I just broke up with my partner of a few years, whom I love very very deeply, because I am finally coming into and accepting my queer identity. I want to be intimate with women, but had this pretty fulfilling partnership with a man and am feeling definite regret over whether or not I made the right decision, and slightly feeling like I failed at being in a heterosexual relationship (underlying homophobia, I assume). Something like “it wasn’t at all horrible, I could have stuck it out, there was a lot of love there but no aliveness”. Did you ever have those feelings when you ended your marriage? What advice do you have for a situation like this?
— Anonymous caller
Let’s take a deep, collective breath, for everyone who has ended partnership ever.
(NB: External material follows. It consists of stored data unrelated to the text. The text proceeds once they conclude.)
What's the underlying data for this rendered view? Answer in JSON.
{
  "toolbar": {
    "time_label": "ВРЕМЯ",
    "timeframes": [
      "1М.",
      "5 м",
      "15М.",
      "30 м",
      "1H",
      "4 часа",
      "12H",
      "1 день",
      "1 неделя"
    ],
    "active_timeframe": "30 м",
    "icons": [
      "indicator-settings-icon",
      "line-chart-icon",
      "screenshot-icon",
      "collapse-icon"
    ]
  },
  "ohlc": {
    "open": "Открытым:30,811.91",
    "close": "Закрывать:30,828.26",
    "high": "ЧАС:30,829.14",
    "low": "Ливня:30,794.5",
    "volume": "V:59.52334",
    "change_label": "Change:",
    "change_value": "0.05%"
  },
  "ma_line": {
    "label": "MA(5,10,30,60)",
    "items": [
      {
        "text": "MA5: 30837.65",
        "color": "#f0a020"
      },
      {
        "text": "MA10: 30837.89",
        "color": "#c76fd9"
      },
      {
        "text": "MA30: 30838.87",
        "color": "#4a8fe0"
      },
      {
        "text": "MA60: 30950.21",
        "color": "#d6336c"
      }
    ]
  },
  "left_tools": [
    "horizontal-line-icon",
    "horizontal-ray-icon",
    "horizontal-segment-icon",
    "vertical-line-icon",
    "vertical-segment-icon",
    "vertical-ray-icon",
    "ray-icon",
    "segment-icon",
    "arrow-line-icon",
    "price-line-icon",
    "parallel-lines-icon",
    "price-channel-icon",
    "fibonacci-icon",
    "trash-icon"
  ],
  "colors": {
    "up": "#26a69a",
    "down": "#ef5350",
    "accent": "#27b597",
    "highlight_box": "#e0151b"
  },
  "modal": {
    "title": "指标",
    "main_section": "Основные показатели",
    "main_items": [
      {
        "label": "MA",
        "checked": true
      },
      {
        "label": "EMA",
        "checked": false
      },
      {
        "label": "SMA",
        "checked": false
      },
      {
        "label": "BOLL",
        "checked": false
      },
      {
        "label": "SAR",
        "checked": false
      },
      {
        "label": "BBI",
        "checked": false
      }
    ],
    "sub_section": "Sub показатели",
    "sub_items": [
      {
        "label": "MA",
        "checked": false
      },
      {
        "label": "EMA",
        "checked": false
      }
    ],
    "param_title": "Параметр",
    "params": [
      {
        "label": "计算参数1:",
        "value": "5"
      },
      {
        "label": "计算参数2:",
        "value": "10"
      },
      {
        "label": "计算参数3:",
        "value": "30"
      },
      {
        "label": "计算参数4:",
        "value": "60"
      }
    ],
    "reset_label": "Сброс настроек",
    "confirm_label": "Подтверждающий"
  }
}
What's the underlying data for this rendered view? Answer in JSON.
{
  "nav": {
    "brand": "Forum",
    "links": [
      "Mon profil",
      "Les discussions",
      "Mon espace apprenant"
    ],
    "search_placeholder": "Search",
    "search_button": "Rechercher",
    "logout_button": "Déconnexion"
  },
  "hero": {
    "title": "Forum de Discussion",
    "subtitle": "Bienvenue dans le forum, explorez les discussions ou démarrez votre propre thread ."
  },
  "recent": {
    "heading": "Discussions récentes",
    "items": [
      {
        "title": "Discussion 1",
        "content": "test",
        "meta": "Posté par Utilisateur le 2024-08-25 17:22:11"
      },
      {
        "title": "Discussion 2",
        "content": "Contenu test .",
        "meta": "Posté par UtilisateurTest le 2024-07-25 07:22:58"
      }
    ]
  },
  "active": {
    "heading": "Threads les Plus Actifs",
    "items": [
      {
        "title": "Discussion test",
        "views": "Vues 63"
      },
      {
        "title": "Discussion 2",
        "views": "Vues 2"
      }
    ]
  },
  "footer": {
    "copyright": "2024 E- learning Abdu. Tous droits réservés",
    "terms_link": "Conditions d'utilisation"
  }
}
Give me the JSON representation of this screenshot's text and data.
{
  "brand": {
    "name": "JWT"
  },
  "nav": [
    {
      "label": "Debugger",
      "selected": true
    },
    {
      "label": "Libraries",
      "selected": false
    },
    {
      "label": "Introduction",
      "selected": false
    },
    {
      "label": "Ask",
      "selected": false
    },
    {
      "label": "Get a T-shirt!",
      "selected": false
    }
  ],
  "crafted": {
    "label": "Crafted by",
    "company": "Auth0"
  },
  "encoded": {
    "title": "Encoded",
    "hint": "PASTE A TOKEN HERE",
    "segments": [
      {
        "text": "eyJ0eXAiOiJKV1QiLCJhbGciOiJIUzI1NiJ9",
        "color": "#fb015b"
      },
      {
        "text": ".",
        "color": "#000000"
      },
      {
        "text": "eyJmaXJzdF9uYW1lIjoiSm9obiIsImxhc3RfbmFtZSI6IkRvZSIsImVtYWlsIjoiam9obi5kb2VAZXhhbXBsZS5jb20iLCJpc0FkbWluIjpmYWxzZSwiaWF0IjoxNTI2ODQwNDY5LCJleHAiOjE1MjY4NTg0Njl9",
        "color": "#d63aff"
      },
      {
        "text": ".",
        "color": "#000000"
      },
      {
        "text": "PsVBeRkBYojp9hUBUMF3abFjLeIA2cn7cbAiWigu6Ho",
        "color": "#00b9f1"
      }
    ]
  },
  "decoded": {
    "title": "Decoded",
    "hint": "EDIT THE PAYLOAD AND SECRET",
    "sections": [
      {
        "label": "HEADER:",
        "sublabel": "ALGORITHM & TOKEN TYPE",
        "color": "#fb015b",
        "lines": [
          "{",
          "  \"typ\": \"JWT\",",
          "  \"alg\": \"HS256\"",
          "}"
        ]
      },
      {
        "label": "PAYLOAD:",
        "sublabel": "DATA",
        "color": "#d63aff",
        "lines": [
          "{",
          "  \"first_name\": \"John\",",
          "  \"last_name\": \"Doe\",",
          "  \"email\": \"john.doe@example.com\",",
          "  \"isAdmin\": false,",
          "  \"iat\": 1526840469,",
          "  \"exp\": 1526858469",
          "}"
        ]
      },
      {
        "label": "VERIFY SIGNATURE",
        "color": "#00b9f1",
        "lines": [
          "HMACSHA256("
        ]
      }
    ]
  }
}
Or came out to themselves, or a partner, or a part of your queer identity meant you couldn’t stay in a current partnership in the way that it existed. I always have my sassy answer and my nice, kind answer. I’m like “if you’re gay, you’re gay. If you’re gay, you can’t be with a guy.” That’s ok! That’s ok! You love him so much, I bet he’s really nice. And it’s fine and you can go be queer and go frolick around the world. There’s so many of us waiting to court you and to date you and to celebrate you joining the ranks. And also, queerness can exist in a lot of relationships.
— Marlee Grace

I’ve been dating a woman for a year and we recently got a cat. It’s clear she loves the cat more than me. How do I move forward in a positive way?
— Anonymous caller
I know you’re confident and you say, you know that she loves the cat more. I think she loves the cat differently. All I can say is many blessings on your journey of moving forward in a positive way. And in a real way, if this is really distracting, maybe plan some quality time for you and your girlfriend to connect outside of the house, no cat around.
— Marlee Grace

I’m an artist who is working through many different mediums and I feel this pressure from the world to pick one thing and stick to it, but I’m finding myself attracted to different forms of art-making, so what do I do?
— Anonymous caller
My suggestion is like, what are the themes that are throughout everything you’re making? And then really see that you’re not jumbled or chaotic, you’re working within different mediums within 1-3 themes. I think do a little writing about what you’re attempting to convey in your art, how are the mediums actually similar and overlapping, and how can I develop some language to describe it? You gotta love words like interdisciplinary artist or multi-disciplinary artist, there’s so many ways we can talk about ourselves now.